Sussing out the food behind our thoughts

Gave my ankle a good twist this weekend. Grabbed the ice packs, threw the pillows on the sofa and turned into a real couch potato. Couch potato? Why not a couch turnip? Or a couch carrot – hey, carrots are pretty inert. So off I went on a true nerd-felt journey, looking for the tales behind the words from foodland we like to use. Good idea – everything on the boob tube was pretty lame anyway.

Boob tube? Turns out "couch potato" is a direct play on it, what with potatoes being plant tubers and all. Then there’s "hot potato", referring to a tricky or delicate situation needing to be handled with care, and that ain’t no small potatoes – something (or someone) of such little importance they’re like small potatoes, hardly worth the effort to peel them.

Well, as my English friend would say, doesn’t that take the cake – which alludes to the cakewalk, basis for a charming little Debussy piece and the name of an intricate, marching-line kind of dance originated by African-Americans in the southern US. Prize for the best dancer: a cake, item of long and noble provenance as a prize for various dance and athletic contests in a string of cultures going back to ancient Greece (the rare and exotic spices used to "spice up" said cakes were really the prized prize everyone was after).

On the other hand, "piece of cake" alludes to something as easily done as taking and eating a piece of cake. Ditto for "easy as pie", referring to the eating of same, certainly not the making – when was the last time you pulled out a rolling pin and made one from scratch?

Speaking of easing things along, if you think I’m stretching the truth here, guess you’ll take it all with a grain of salt – nice image for making something "hard to swallow" just a little more palatable. And while we’re salting things up, here are two expressions I think we kind of mush together in Canada.

Ever heard your old aunties and uncles call old Joe or Verla the salt of the earth? This is actually a Biblical reference from Matthew in which Christ told his disciples they were the "salt of the earth", meaning the worthiest or most perfectly chosen or elected. Then there’s the expression "old salt" for a crusty old sailor with years of experience and well-salted by the sea. I think our colloquial use of "salt of earth" has taken on a bit of the "old salt" and come to mean someone who is equal parts experienced and natural, sincere and down-to-earth.

But that’s just my take on it, so if I’m wrong, please, whatever you do, don’t make me eat any humble pie. Eeugh. "Humble" is a play on "umbles", the heart, liver and entrails of a deer. In medieval times, these were the perqs (more properly "perquisites", so don’t believe your etymologically-challenged spell-check when it changes "perqs" to "perks") of the able huntsman. While his lord and ladyship were dining on venison at the high table, the huntsman and his henchmen, squired away in the lower seats, scoffed down the umbles made into a pie.

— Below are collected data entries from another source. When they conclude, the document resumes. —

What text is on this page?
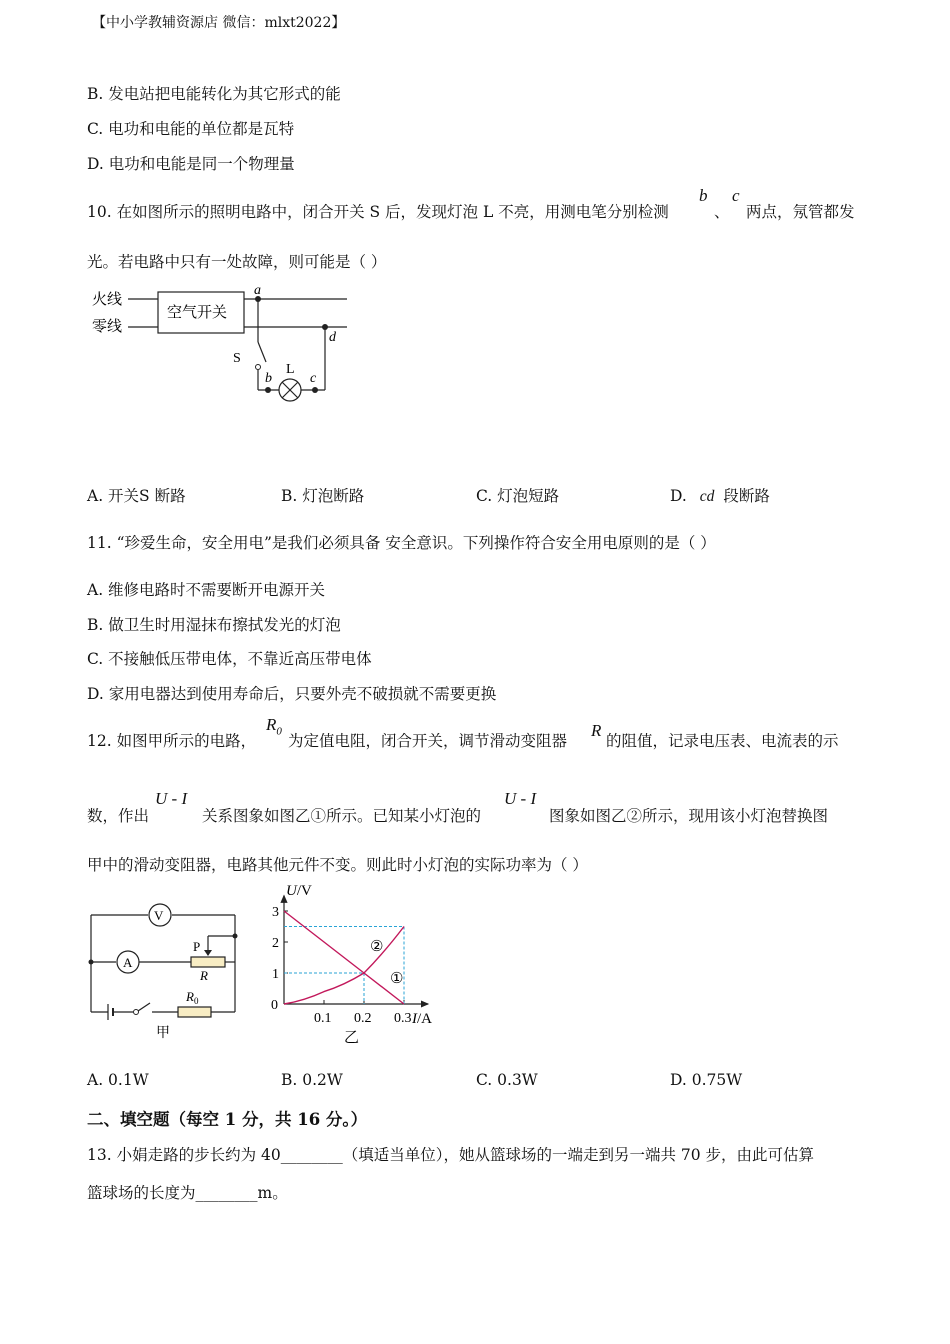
【中小学教辅资源店 微信：mlxt2022】
B. 发电站把电能转化为其它形式的能
C. 电功和电能的单位都是瓦特
D. 电功和电能是同一个物理量
10. 在如图所示的照明电路中，闭合开关 S 后，发现灯泡 L 不亮，用测电笔分别检测
b
、
c
两点，氖管都发
光。若电路中只有一处故障，则可能是（ ）
火线
零线
空气开关
a
S
b
L
c
d
A. 开关S 断路	B. 灯泡断路	C. 灯泡短路	D. cd 段断路
11. “珍爱生命，安全用电”是我们必须具备 安全意识。下列操作符合安全用电原则的是（ ）
A. 维修电路时不需要断开电源开关
B. 做卫生时用湿抹布擦拭发光的灯泡
C. 不接触低压带电体，不靠近高压带电体
D. 家用电器达到使用寿命后，只要外壳不破损就不需要更换
12. 如图甲所示的电路，
$R_0$
为定值电阻，闭合开关，调节滑动变阻器
R
的阻值，记录电压表、电流表的示
数，作出
U - I
关系图象如图乙①所示。已知某小灯泡的
U - I
图象如图乙②所示，现用该小灯泡替换图
甲中的滑动变阻器，电路其他元件不变。则此时小灯泡的实际功率为（ ）
V
A
P
R
$R_0$
甲
1
2
3
0.1 0.2 0.3
0
U/V
I/A
①
②
乙
A. 0.1W	B. 0.2W	C. 0.3W	D. 0.75W
二、填空题（每空 1 分，共 16 分。）
13. 小娟走路的步长约为 40________（填适当单位），她从篮球场的一端走到另一端共 70 步，由此可估算
篮球场的长度为________m。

But I guess that’s better than eating crow, done when you do something really distasteful or humiliating. There’s another tasty story attached to that: In the Anglo-American War of 1812-14, a New England hunter unwittingly crossed British lines and shot a crow. An unarmed British officer – note the operative word, "unarmed" – heard the shot and by Jove, he was going to punish that devil, whoever he was. He tracked down the American, and, pretending to praise his marksmanship, asked to see the offender’s weapon, then turned it on the poor guy and made him eat a mouthful of raw crow (free from avian flu, we hope). When the officer returned the weapon to its rightful owner, he in turn turned it on the officer, forcing him to eat the rest of the crow.

It’s a real dog eat dog world sometimes, eh? Especially in the Big Apple, a name synonymous with New York, especially since a successful P.R. campaign established as much in the early ’70s. But the term has been around a lot longer than that. It was popularized in the 1920s by a reporter at the Morning Telegraph, who first used it in reference to the city’s racetracks. Supposedly he got the idea from black stableboys in New Orleans. Black jazz musicians in the 1930s then took it up to refer to New York, particularly Harlem, as the jazz capital, or big apple, of the world.

The big apple... the ultimate prize to be plucked from the tree. But I can’t leave us hanging there, what with the Big Smoke still up in the air. Who in Whistler hasn’t heard Vancouver called that? More to the point, where the heck did the term come from? London, England, it turns out, thanks to all those polluting smokestacks and coal-burning hearths in homes. Possibly it arose prior to that in Edinburgh. "Old smoky" it was known as, or, in Scottish, "auld reekie", a phrase, I think, with enormous potential for expanded usage.

Speaking of the Big Smoke, Salmagundi is one of my favourite stores in same, located on Cordova Street in Gastown. It’s perfect for killing a rainy afternoon exploring its drawers stuffed with funky treasures from around the world. The name, as exotic as the merchandise, is from the 17th century. While the origins of "salmagundi" are a bit hazy – it may be a play on the Italian "salami conditi", or pickled salami, or it may have been the name of a lady attached to the court of Henry the IV of France – it definitely refers to a concoction of minced veal, chicken or turkey, anchovies or pickled herrings, all chopped together with onion and served with a bit of fresh lemon juice and oil.

That sounds good enough to me to grab my crutches and head to the kitchen. Now, if that doesn’t whet your appetite, I’ll eat my hat, or at least my words, and presume you won’t bite my head off for walking you through this afternoon meander.